Date Published: March 10, 2016
Publisher: Public Library of Science
Author(s): Florian Gehre, Samrat Kumar, Lindsay Kendall, Mebrat Ejo, Oumie Secka, Boatema Ofori-Anyinam, Emmanuel Abatih, Martin Antonio, Dirk Berkvens, Bouke C. de Jong, Melissa Burke. http://doi.org/10.1371/journal.pntd.0004408
Abstract: BackgroundPhylogenetically distinct Mycobacterium tuberculosis lineages differ in their phenotypes and pathogenicity. Consequently, understanding mycobacterial population structures phylogeographically is essential for design, interpretation and generalizability of clinical trials. Comprehensive efforts are lacking to date to establish the West African mycobacterial population structure on a sub-continental scale, which has diagnostic implications and can inform the design of clinical TB trials.Methodology/Principal FindingsWe collated novel and published genotyping (spoligotyping) data and classified spoligotypes into mycobacterial lineages/families using TBLineage and Spotclust, followed by phylogeographic analyses using statistics (logistic regression) and lineage axis plot analysis in GenGIS, in which a phylogenetic tree constructed in MIRU-VNTRplus was analysed. Combining spoligotyping data from 16 previously published studies with novel data from The Gambia, we obtained a total of 3580 isolates from 12 countries and identified 6 lineages comprising 32 families. By using stringent analytical tools we demonstrate for the first time a significant phylogeographic separation between western and eastern West Africa not only of the two M. africanum (West Africa 1 and 2) but also of several major M. tuberculosis sensu stricto families, such as LAM10 and Haarlem 3. Moreover, in a longitudinal logistic regression analysis for grouped data we showed that M. africanum West Africa 2 remains a persistent health concern.Conclusions/SignificanceBecause of the geographical divide of the mycobacterial populations in West Africa, individual research findings from one country cannot be generalized across the whole region. The unequal geographical family distribution should be considered in placement and design of future clinical trials in West Africa.

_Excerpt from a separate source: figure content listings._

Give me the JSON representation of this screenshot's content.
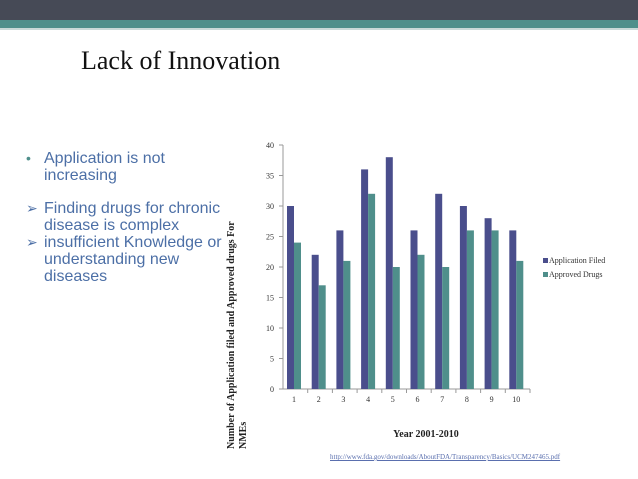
{
  "slide": {
    "title": "Lack of Innovation",
    "bullets": [
      {
        "marker": "•",
        "text": "Application is not increasing"
      },
      {
        "marker": "➢",
        "text": "Finding drugs for chronic disease is complex"
      },
      {
        "marker": "➢",
        "text": "insufficient Knowledge or understanding new diseases"
      }
    ],
    "source_link": "http://www.fda.gov/downloads/AboutFDA/Transparency/Basics/UCM247465.pdf"
  },
  "colors": {
    "top_bar": "#464a56",
    "accent": "#4f8f8b",
    "series1": "#4a4e8c",
    "series2": "#4f8f8b"
  },
  "chart_data": {
    "type": "bar",
    "title": "",
    "xlabel": "Year 2001-2010",
    "ylabel": "Number of Application filed and Approved drugs For NMEs",
    "categories": [
      "1",
      "2",
      "3",
      "4",
      "5",
      "6",
      "7",
      "8",
      "9",
      "10"
    ],
    "series": [
      {
        "name": "Application Filed",
        "values": [
          30,
          22,
          26,
          36,
          38,
          26,
          32,
          30,
          28,
          26
        ]
      },
      {
        "name": "Approved Drugs",
        "values": [
          24,
          17,
          21,
          32,
          20,
          22,
          20,
          26,
          26,
          21
        ]
      }
    ],
    "ylim": [
      0,
      40
    ],
    "yticks": [
      0,
      5,
      10,
      15,
      20,
      25,
      30,
      35,
      40
    ],
    "legend": "right"
  }
}
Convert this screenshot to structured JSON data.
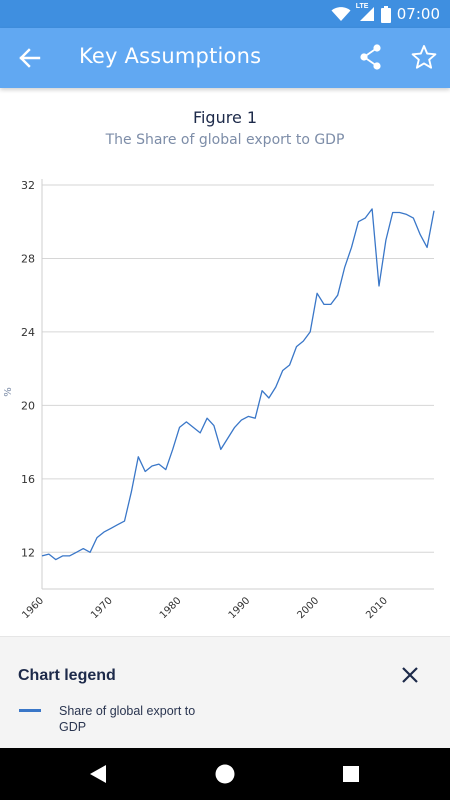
{
  "status_bar": {
    "time": "07:00",
    "network": "LTE",
    "icons": [
      "wifi-icon",
      "cellular-signal-icon",
      "battery-icon"
    ]
  },
  "app_bar": {
    "title": "Key Assumptions",
    "back_icon": "arrow-back-icon",
    "share_icon": "share-icon",
    "favorite_icon": "star-outline-icon"
  },
  "figure": {
    "title": "Figure 1",
    "subtitle": "The Share of global export to GDP"
  },
  "chart_data": {
    "type": "line",
    "ylabel": "%",
    "xlim": [
      1960,
      2017
    ],
    "ylim": [
      10,
      32
    ],
    "y_ticks": [
      12,
      16,
      20,
      24,
      28,
      32
    ],
    "x_ticks": [
      1960,
      1970,
      1980,
      1990,
      2000,
      2010
    ],
    "grid": "horizontal",
    "color": "#3a77c8",
    "series": [
      {
        "name": "Share of global export to GDP",
        "x": [
          1960,
          1961,
          1962,
          1963,
          1964,
          1965,
          1966,
          1967,
          1968,
          1969,
          1970,
          1971,
          1972,
          1973,
          1974,
          1975,
          1976,
          1977,
          1978,
          1979,
          1980,
          1981,
          1982,
          1983,
          1984,
          1985,
          1986,
          1987,
          1988,
          1989,
          1990,
          1991,
          1992,
          1993,
          1994,
          1995,
          1996,
          1997,
          1998,
          1999,
          2000,
          2001,
          2002,
          2003,
          2004,
          2005,
          2006,
          2007,
          2008,
          2009,
          2010,
          2011,
          2012,
          2013,
          2014,
          2015,
          2016,
          2017
        ],
        "values": [
          11.8,
          11.9,
          11.6,
          11.8,
          11.8,
          12.0,
          12.2,
          12.0,
          12.8,
          13.1,
          13.3,
          13.5,
          13.7,
          15.3,
          17.2,
          16.4,
          16.7,
          16.8,
          16.5,
          17.6,
          18.8,
          19.1,
          18.8,
          18.5,
          19.3,
          18.9,
          17.6,
          18.2,
          18.8,
          19.2,
          19.4,
          19.3,
          20.8,
          20.4,
          21.0,
          21.9,
          22.2,
          23.2,
          23.5,
          24.0,
          26.1,
          25.5,
          25.5,
          26.0,
          27.5,
          28.6,
          30.0,
          30.2,
          30.7,
          26.5,
          29.0,
          30.5,
          30.5,
          30.4,
          30.2,
          29.3,
          28.6,
          30.6
        ]
      }
    ]
  },
  "legend": {
    "title": "Chart legend",
    "close_icon": "close-icon",
    "items": [
      {
        "label": "Share of global export to GDP",
        "color": "#3a77c8"
      }
    ]
  },
  "nav_bar": {
    "icons": [
      "nav-back-icon",
      "nav-home-icon",
      "nav-recents-icon"
    ]
  }
}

Partial Text: West Africa consists of 15 countries with 245 million inhabitants (S1A Fig), 13 of which belong to the world’s 42 countries with the lowest human development index . Consequently, it faces great challenges in controlling infectious diseases, such as tuberculosis (TB). Clinical trials investigating the local health needs are much needed to understand and tackle the TB epidemic in West Africa.
We confirmed that modern Euro-American strains are the predominant lineage followed by the two M. africanum lineages. Although the polyphyletic T1 family  is rather equally distributed across the whole region, we find geographical variations of other families. While western West Africa shows a high genetic diversity from a multitude of mycobacterial families, the MTBc of Eastern West Africa is mainly composed of two dominant families (LAM10 and MAF1). Although other West and Central African countries observed a replacement of MAF1 and MAF2 with modern strains [10,11,14,27], our longitudinal analysis from The Gambia did not confirm these findings and MAF2 remains an important cause of TB in the country. The exact mechanism of how MAF2 can maintain a stable prevalence of 35% over the last decade within The Gambia (despite a slower progression to disease when compared to M. tuberculosis ) is not fully understood.